Komitmen tersebut tercermin dari porsi penyaluran kredit Bank Sampoerna yang saat ini lebih dari 60% ditujukan untuk membantu pelaku UMKM. Penyaluran ini didukung kolaborasi jangka panjang dengan sejumlah fintech, bank perkreditan rakyat (BPR), koperasi, serta mitra strategis lainnya.
Direktur Bank Sampoerna, Hendra Rahardja, mengatakan pemerataan kredit kepada UMKM memerlukan sinergi dan kolaborasi dengan berbagai institusi keuangan, termasuk fintech dan koperasi. Menurut dia, institusi-institusi tersebut menjadi garda depan yang mampu menjangkau masyarakat hingga ke pelosok dalam penyaluran kredit.
“Kolaborasi tersebut menjadi aspek kunci dalam mendorong pemerataan ekonomi serta membuka lebih banyak peluang untuk meningkatkan kesejahteraan masyarakat. Melalui berbagai inisiatif yang ada, kami berkomitmen untuk mendorong percepatan pertumbuhan usaha pelaku UMKM menjadi lebih baik, terutama melalui digitalisasi UMKM,” ujar Henky.

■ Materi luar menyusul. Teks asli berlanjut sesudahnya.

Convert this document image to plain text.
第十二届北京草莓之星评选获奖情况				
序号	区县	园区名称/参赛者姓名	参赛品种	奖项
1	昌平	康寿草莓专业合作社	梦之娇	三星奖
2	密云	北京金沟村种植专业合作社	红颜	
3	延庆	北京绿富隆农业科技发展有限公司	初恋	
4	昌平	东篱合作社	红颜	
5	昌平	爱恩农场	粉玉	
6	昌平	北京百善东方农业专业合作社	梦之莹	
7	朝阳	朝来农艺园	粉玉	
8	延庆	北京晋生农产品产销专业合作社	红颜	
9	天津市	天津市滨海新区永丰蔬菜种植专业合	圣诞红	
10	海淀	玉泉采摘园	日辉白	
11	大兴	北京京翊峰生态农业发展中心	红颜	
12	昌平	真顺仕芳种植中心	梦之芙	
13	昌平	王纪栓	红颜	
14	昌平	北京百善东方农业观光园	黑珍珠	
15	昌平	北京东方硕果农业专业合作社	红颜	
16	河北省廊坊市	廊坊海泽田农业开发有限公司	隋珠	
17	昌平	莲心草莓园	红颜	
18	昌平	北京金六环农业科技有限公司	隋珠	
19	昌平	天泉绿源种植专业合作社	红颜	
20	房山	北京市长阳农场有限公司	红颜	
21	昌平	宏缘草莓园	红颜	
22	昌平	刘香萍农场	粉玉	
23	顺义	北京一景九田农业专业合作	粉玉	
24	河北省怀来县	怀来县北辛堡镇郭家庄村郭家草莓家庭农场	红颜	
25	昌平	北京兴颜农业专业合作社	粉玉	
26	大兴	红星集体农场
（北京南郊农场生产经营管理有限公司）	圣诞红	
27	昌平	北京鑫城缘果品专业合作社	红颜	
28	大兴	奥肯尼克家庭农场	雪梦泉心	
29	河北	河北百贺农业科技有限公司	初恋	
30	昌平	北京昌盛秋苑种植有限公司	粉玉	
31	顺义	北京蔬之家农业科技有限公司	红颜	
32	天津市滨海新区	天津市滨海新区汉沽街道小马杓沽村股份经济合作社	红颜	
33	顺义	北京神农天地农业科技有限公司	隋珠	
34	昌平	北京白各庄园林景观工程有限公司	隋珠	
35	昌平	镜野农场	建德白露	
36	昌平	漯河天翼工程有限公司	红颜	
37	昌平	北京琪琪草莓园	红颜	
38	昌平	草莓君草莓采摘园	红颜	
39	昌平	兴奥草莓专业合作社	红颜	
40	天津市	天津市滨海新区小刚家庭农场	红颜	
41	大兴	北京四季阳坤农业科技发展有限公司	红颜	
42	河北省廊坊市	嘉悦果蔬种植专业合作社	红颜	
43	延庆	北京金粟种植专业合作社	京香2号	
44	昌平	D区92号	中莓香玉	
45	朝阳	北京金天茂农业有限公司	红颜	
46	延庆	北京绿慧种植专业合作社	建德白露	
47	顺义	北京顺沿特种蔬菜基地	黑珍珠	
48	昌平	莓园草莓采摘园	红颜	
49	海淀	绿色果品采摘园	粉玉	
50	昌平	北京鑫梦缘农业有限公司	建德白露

Saat ini, lebih dari 50 perusahaan fintech penyelenggara payment gateway, penyelenggara transfer dana dan remitansi, merchant aggregator, P2P lending, BPR, perusahaan multifinance, koperasi, dan institusi keuangan lainnya telah menjalin kemitraan dengan Bank Sampoerna untuk mendukung penyaluran kredit dan digitalisasi UMKM.
Hendra menambahkan, kolaborasi bersama mitra strategis tidak hanya membuka kesempatan penyaluran kredit, tetapi juga memungkinkan penyediaan layanan Bank as a Service (BaaS). Melalui layanan ini, Bank Sampoerna berperan sebagai penyedia solusi keuangan digital yang ditujukan untuk memperluas akses pembiayaan bagi masyarakat dan pelaku usaha.
“Layanan BaaS menjadi perpanjangan tangan kami dalam menjangkau lebih banyak nasabah. Hal ini didukung juga oleh inisiatif literasi digital kami kepada pelaku UMKM agar mereka dapat memanfaatkan layanan digital yang kami dan mitra strategis sediakan untuk kesinambungan usaha mereka,” kata Hendra.
Di luar dukungan pembiayaan, Bank Sampoerna juga menyelenggarakan kegiatan untuk meningkatkan literasi keuangan masyarakat di daerah melalui Sampoerna Fest yang telah berlangsung sekitar dua tahun. Pada 2025, Sampoerna Fest disebut telah digelar di Palembang, Samarinda, dan Makassar, serta akan dilanjutkan di Pekanbaru pada 25 Oktober.
Acara tersebut turut menyoroti layanan keuangan digital, khususnya bagi generasi muda, dan diharapkan dapat berkontribusi pada peningkatan indeks literasi keuangan. “Melalui berbagai inisiatif ini, kami berharap dapat membangun lanskap keuangan yang lebih inklusif dan memberikan nilai tambah bagi nasabah serta seluruh mitra strategis Bank Sampoerna,” tutup Hendra.